Search requires a huge and ongoing capital investment. Keeping an index online for fast retrieval isn't cheap. LLMs are not tools for search. They are not good at retrieving specific information. The desired outcome from training is not memorization, but generalization, which compresses facts together into pattern-generating programs. They do approximate retrieval which gets the gist of things but is often wrong in specifics. Getting reliable specifics requires augmentation to ground things in attributable facts.

They're also just not very pleasant to interact with. You have to type laboriously into a text box, composing sentences, reviewing replies - it's too much work for 90% of the population, when they're not trying to crank out an essay at the last moment for school. The activation energy, the friction, is too high. Voice modalities will be much more interesting.

Code assistance works well because code as text is already the medium of interaction, and even better, the text is structured and has grammar and types and scoped symbols to help guide generation and keep it grounded.

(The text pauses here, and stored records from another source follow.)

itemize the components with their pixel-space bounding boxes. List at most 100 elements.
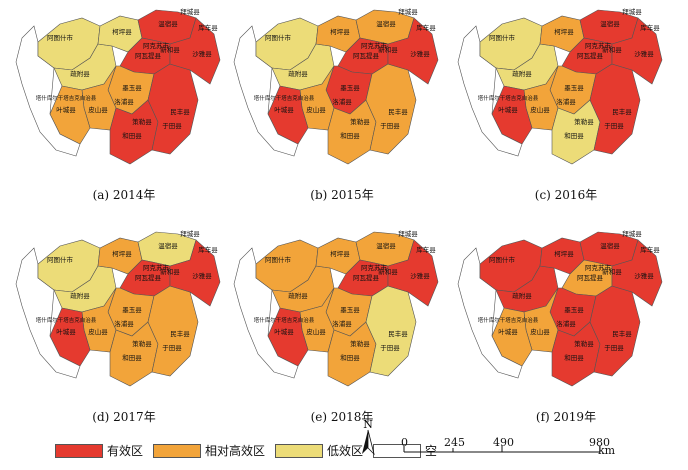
county-label: 洛浦县 bbox=[114, 97, 134, 106]
county-label: 洛浦县 bbox=[332, 319, 352, 328]
county-label: 皮山县 bbox=[88, 105, 108, 114]
county-label: 策勒县 bbox=[132, 339, 152, 348]
scale-tick-490: 490 bbox=[493, 436, 514, 449]
county-label: 阿图什市 bbox=[489, 255, 516, 264]
map-caption: (d) 2017年 bbox=[92, 410, 156, 424]
county-label: 拜城县 bbox=[398, 7, 418, 16]
county-label: 策勒县 bbox=[350, 117, 370, 126]
region-e bbox=[611, 239, 663, 307]
county-label: 塔什库尔干塔吉克自治县 bbox=[254, 94, 315, 102]
scale-bar: 0 245 490 980 km bbox=[400, 432, 615, 462]
county-label: 库车县 bbox=[640, 23, 660, 32]
county-label: 温宿县 bbox=[376, 241, 396, 250]
county-label: 于田县 bbox=[162, 122, 182, 130]
county-label: 柯坪县 bbox=[554, 27, 574, 36]
county-label: 和田县 bbox=[122, 131, 142, 140]
county-label: 阿瓦提县 bbox=[135, 273, 162, 282]
county-label: 塔什库尔干塔吉克自治县 bbox=[478, 316, 539, 324]
county-label: 阿图什市 bbox=[47, 33, 74, 42]
county-label: 和田县 bbox=[122, 353, 142, 362]
region-e bbox=[169, 17, 221, 85]
county-label: 阿瓦提县 bbox=[135, 51, 162, 60]
legend-swatch-relatively-high bbox=[153, 443, 202, 458]
county-label: 拜城县 bbox=[180, 7, 200, 16]
county-label: 民丰县 bbox=[612, 329, 632, 338]
map-caption: (c) 2016年 bbox=[534, 188, 598, 202]
county-label: 叶城县 bbox=[274, 105, 294, 114]
county-label: 柯坪县 bbox=[330, 249, 350, 258]
county-label: 沙雅县 bbox=[192, 50, 212, 58]
county-label: 阿瓦提县 bbox=[577, 51, 604, 60]
legend-label-relatively-high: 相对高效区 bbox=[205, 444, 266, 458]
county-label: 墨玉县 bbox=[340, 306, 360, 314]
county-label: 沙雅县 bbox=[192, 272, 212, 280]
legend-swatch-effective bbox=[55, 443, 103, 458]
county-label: 叶城县 bbox=[274, 327, 294, 336]
county-label: 洛浦县 bbox=[114, 319, 134, 328]
county-label: 阿克苏市 bbox=[143, 41, 170, 50]
county-label: 塔什库尔干塔吉克自治县 bbox=[36, 316, 97, 324]
legend-item-relatively-high: 相对高效区 bbox=[153, 442, 265, 459]
scale-unit: km bbox=[598, 444, 616, 457]
county-label: 柯坪县 bbox=[330, 27, 350, 36]
scale-tick-245: 245 bbox=[444, 436, 465, 449]
scale-tick-980: 980 bbox=[589, 436, 610, 449]
county-label: 阿克苏市 bbox=[585, 263, 612, 272]
region-e bbox=[169, 239, 221, 307]
map-caption: (a) 2014年 bbox=[92, 188, 156, 202]
legend-item-empty: 空 bbox=[373, 442, 437, 459]
county-label: 策勒县 bbox=[350, 339, 370, 348]
county-label: 皮山县 bbox=[306, 105, 326, 114]
scale-tick-0: 0 bbox=[401, 436, 408, 449]
region-e bbox=[611, 17, 663, 85]
county-label: 塔什库尔干塔吉克自治县 bbox=[36, 94, 97, 102]
county-label: 塔什库尔干塔吉克自治县 bbox=[478, 94, 539, 102]
county-label: 库车县 bbox=[416, 23, 436, 32]
north-arrow: N bbox=[357, 418, 379, 466]
county-label: 疏附县 bbox=[512, 69, 532, 78]
county-label: 皮山县 bbox=[88, 327, 108, 336]
legend-item-low: 低效区 bbox=[275, 442, 363, 459]
county-label: 阿克苏市 bbox=[361, 41, 388, 50]
county-label: 民丰县 bbox=[170, 329, 190, 338]
map-caption: (b) 2015年 bbox=[310, 188, 374, 202]
region-sw bbox=[267, 307, 309, 367]
legend-swatch-low bbox=[275, 443, 324, 458]
county-label: 叶城县 bbox=[498, 327, 518, 336]
region-e bbox=[387, 239, 439, 307]
county-label: 库车县 bbox=[198, 245, 218, 254]
map-panel-1: 阿图什市 疏附县 柯坪县 温宿县 拜城县 库车县 阿瓦提县 墨玉县 皮山县 和田县 民丰县 沙雅县 叶城… bbox=[12, 0, 236, 180]
county-label: 拜城县 bbox=[622, 7, 642, 16]
county-label: 拜城县 bbox=[622, 229, 642, 238]
region-sw bbox=[49, 85, 91, 145]
county-label: 民丰县 bbox=[388, 329, 408, 338]
county-label: 温宿县 bbox=[600, 241, 620, 250]
legend: 有效区 相对高效区 低效区 空 bbox=[55, 442, 437, 459]
county-label: 和田县 bbox=[564, 353, 584, 362]
region-sw bbox=[267, 85, 309, 145]
county-label: 叶城县 bbox=[498, 105, 518, 114]
county-label: 阿克苏市 bbox=[361, 263, 388, 272]
county-label: 柯坪县 bbox=[112, 249, 132, 258]
county-label: 叶城县 bbox=[56, 327, 76, 336]
county-label: 墨玉县 bbox=[340, 84, 360, 92]
county-label: 于田县 bbox=[380, 122, 400, 130]
county-label: 疏附县 bbox=[512, 291, 532, 300]
county-label: 皮山县 bbox=[306, 327, 326, 336]
county-label: 洛浦县 bbox=[556, 319, 576, 328]
county-label: 沙雅县 bbox=[634, 272, 654, 280]
county-label: 策勒县 bbox=[574, 339, 594, 348]
county-label: 皮山县 bbox=[530, 327, 550, 336]
county-label: 新和县 bbox=[378, 45, 398, 54]
county-label: 温宿县 bbox=[600, 19, 620, 28]
county-label: 于田县 bbox=[162, 344, 182, 352]
county-label: 民丰县 bbox=[388, 107, 408, 116]
map-caption: (f) 2019年 bbox=[535, 410, 597, 424]
map-panel-4: 阿图什市 疏附县 柯坪县 温宿县 拜城县 库车县 阿瓦提县 墨玉县 皮山县 和田县 民丰县 沙雅县 叶城… bbox=[12, 222, 236, 402]
region-sw bbox=[49, 307, 91, 367]
county-label: 阿瓦提县 bbox=[353, 273, 380, 282]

I suspect better applications will use the LLM (possibly prompted differently) to guide conversations in plausibly useful directions, rather than relying on direct input. But I'm not sure the best applications will have a visible text modality at all. They may instead be e.g. interacting with third party services on your behalf, figuring out how they work by reading their websites, so you don't have to - and it's not you doing the text interaction with the LLM, but the LLM doing text interaction with other machines.

tim333 · 2024-08-06T11:45:49.000000Z

>LLMs are not tools for search

I've used them for search. They can be quite good sometimes.

I was trying to recall the brand of filling my dentist used, which was SonicFill and ChatGPT got it straight away whereas for some reason it's near impossible to get from Google.

barrkel · 2024-08-07T10:53:13.000000Z

For sure, they are good for associative and analogy searches for well connected points in concept space, but leaf nodes are totally pulled out of the ether.

E.g. you can get great translation of source code from one language to another, but without extra effort, a chunk of API methods are going to be total fiction.

Or you can search for a good day trip to make when a tourist, and it'll get the major landmarks just fine, but e.g. restaurant recommendations are probably going to be made up.